Киплинг несколько резко высказывался о влиянии американских миссионеров, которые возводят «похожие на вагоны церкви... чье уродство не может компенсировать никакое оправдание». Риттнер протестовал против соотечественников-туристов: «Как я полагаю, американцы несут главную ответственность за упадок японского искусства».
Экспансивные восхваления и порицания Риттнера часто скатывались в откровенную чепуху, однако он не был, без сомнения, наихудшим критиком. Книга «Странные факты о Японии», написанная опытным путешественником и писателем Дугласом Слейденом, была менее ужасной, чем может показаться из названия (ее успех привел к появлению неизбежного продолжения «Новые странные факты о Японии»), однако подлинно удивительного уровня глупости достигла книжка того же автора «Три перекати-поле в Японии»:
Даже бродяги были весьма дружелюбными и улыбались нам с довольно непрофессиональной жизнерадостностью. Любопытство вызывают и веселые горбуны, которые показывают вам свой горб, как если бы это была лучшая в мире шутка... В Японии невозможно что-либо принимать всерьез; все кажется сделанным нарочно для того, чтобы вызывать смех.

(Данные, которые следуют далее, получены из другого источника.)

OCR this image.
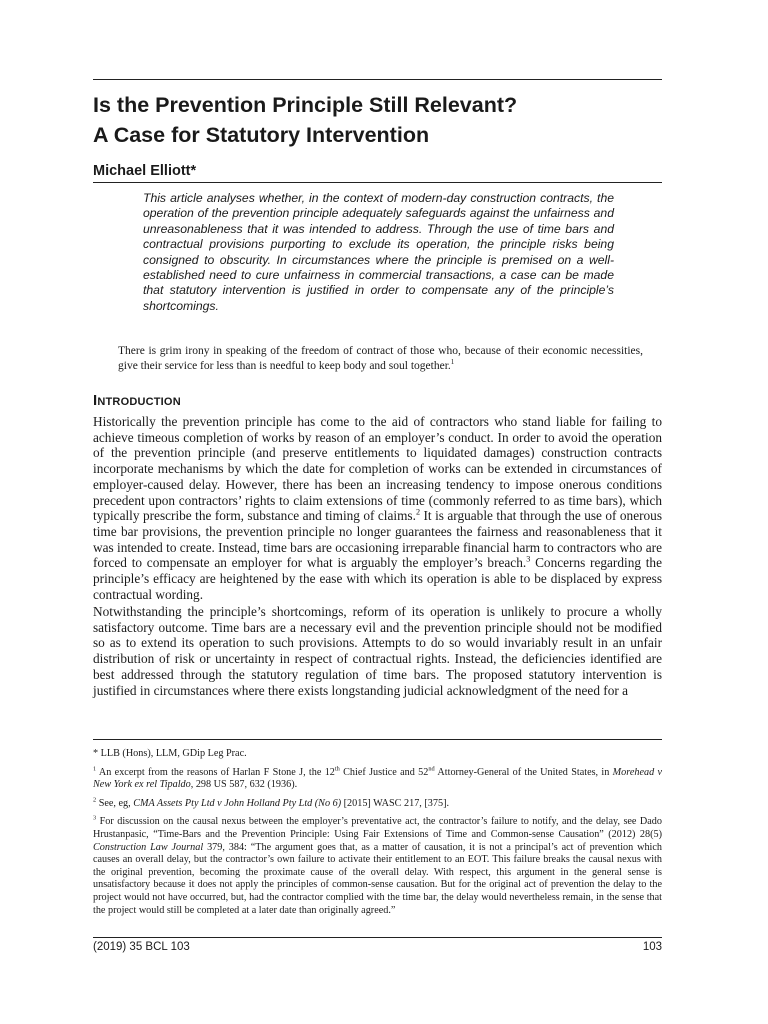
Is the Prevention Principle Still Relevant?
A Case for Statutory Intervention
Michael Elliott*

This article analyses whether, in the context of modern-day construction contracts, the operation of the prevention principle adequately safeguards against the unfairness and unreasonableness that it was intended to address. Through the use of time bars and contractual provisions purporting to exclude its operation, the principle risks being consigned to obscurity. In circumstances where the principle is premised on a well-established need to cure unfairness in commercial transactions, a case can be made that statutory intervention is justified in order to compensate any of the principle’s shortcomings.

There is grim irony in speaking of the freedom of contract of those who, because of their economic necessities, give their service for less than is needful to keep body and soul together.$^1$

Introduction

Historically the prevention principle has come to the aid of contractors who stand liable for failing to achieve timeous completion of works by reason of an employer’s conduct. In order to avoid the operation of the prevention principle (and preserve entitlements to liquidated damages) construction contracts incorporate mechanisms by which the date for completion of works can be extended in circumstances of employer-caused delay. However, there has been an increasing tendency to impose onerous conditions precedent upon contractors’ rights to claim extensions of time (commonly referred to as time bars), which typically prescribe the form, substance and timing of claims.$^2$ It is arguable that through the use of onerous time bar provisions, the prevention principle no longer guarantees the fairness and reasonableness that it was intended to create. Instead, time bars are occasioning irreparable financial harm to contractors who are forced to compensate an employer for what is arguably the employer’s breach.$^3$ Concerns regarding the principle’s efficacy are heightened by the ease with which its operation is able to be displaced by express contractual wording.

Notwithstanding the principle’s shortcomings, reform of its operation is unlikely to procure a wholly satisfactory outcome. Time bars are a necessary evil and the prevention principle should not be modified so as to extend its operation to such provisions. Attempts to do so would invariably result in an unfair distribution of risk or uncertainty in respect of contractual rights. Instead, the deficiencies identified are best addressed through the statutory regulation of time bars. The proposed statutory intervention is justified in circumstances where there exists longstanding judicial acknowledgment of the need for a

* LLB (Hons), LLM, GDip Leg Prac.

$^1$ An excerpt from the reasons of Harlan F Stone J, the 12th Chief Justice and 52nd Attorney-General of the United States, in Morehead v New York ex rel Tipaldo, 298 US 587, 632 (1936).

$^2$ See, eg, CMA Assets Pty Ltd v John Holland Pty Ltd (No 6) [2015] WASC 217, [375].

$^3$ For discussion on the causal nexus between the employer’s preventative act, the contractor’s failure to notify, and the delay, see Dado Hrustanpasic, “Time-Bars and the Prevention Principle: Using Fair Extensions of Time and Common-sense Causation” (2012) 28(5) Construction Law Journal 379, 384: “The argument goes that, as a matter of causation, it is not a principal’s act of prevention which causes an overall delay, but the contractor’s own failure to activate their entitlement to an EOT. This failure breaks the causal nexus with the original prevention, becoming the proximate cause of the overall delay. With respect, this argument in the general sense is unsatisfactory because it does not apply the principles of common-sense causation. But for the original act of prevention the delay to the project would not have occurred, but, had the contractor complied with the time bar, the delay would nevertheless remain, in the sense that the project would still be completed at a later date than originally agreed.”

(2019) 35 BCL 103	103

ЯПОНСКИЙ ДНЕВНИКПо иронии судьбы, тогда как тривиальные впечатления о Японии легко находили своего читателя на Западе, один из самых диковинных рукописных отчетов оставался неопубликованным в течение шестидесяти лет после смерти своего автора, Ричарда Гордона Смита (1858-1918). Смит был завзятым охотником, натуралистом и коллекционером; он имел значительный личный доход и внушительную телесную конституцию, а зарубежный вояж стал для него способом бегства от неудачного брака. Девять увесистых дневников в кожаном переплете заполнены нацарапанными от руки заметками, цветными зарисовками, фотографиями, открытками и всякой всячиной — от засушенных цветов и до трамвайных билетов. Как ни удивительно для страстного охотника и рыбака, он усердно изучал японскую мифологию, тщательно записывал фольклорные истории и нанимал местных художников для их иллюстрирования. Позднее его труд был оформлен в виде пяти томов и сформировал основу книги, опубликованной под названием «Древние истории и фольклор Японии». А в 1986 году Виктория Мэнторп собрала его впечатления в красиво иллюстрированной книге «Японские дневники Ричарда Гордона Смита».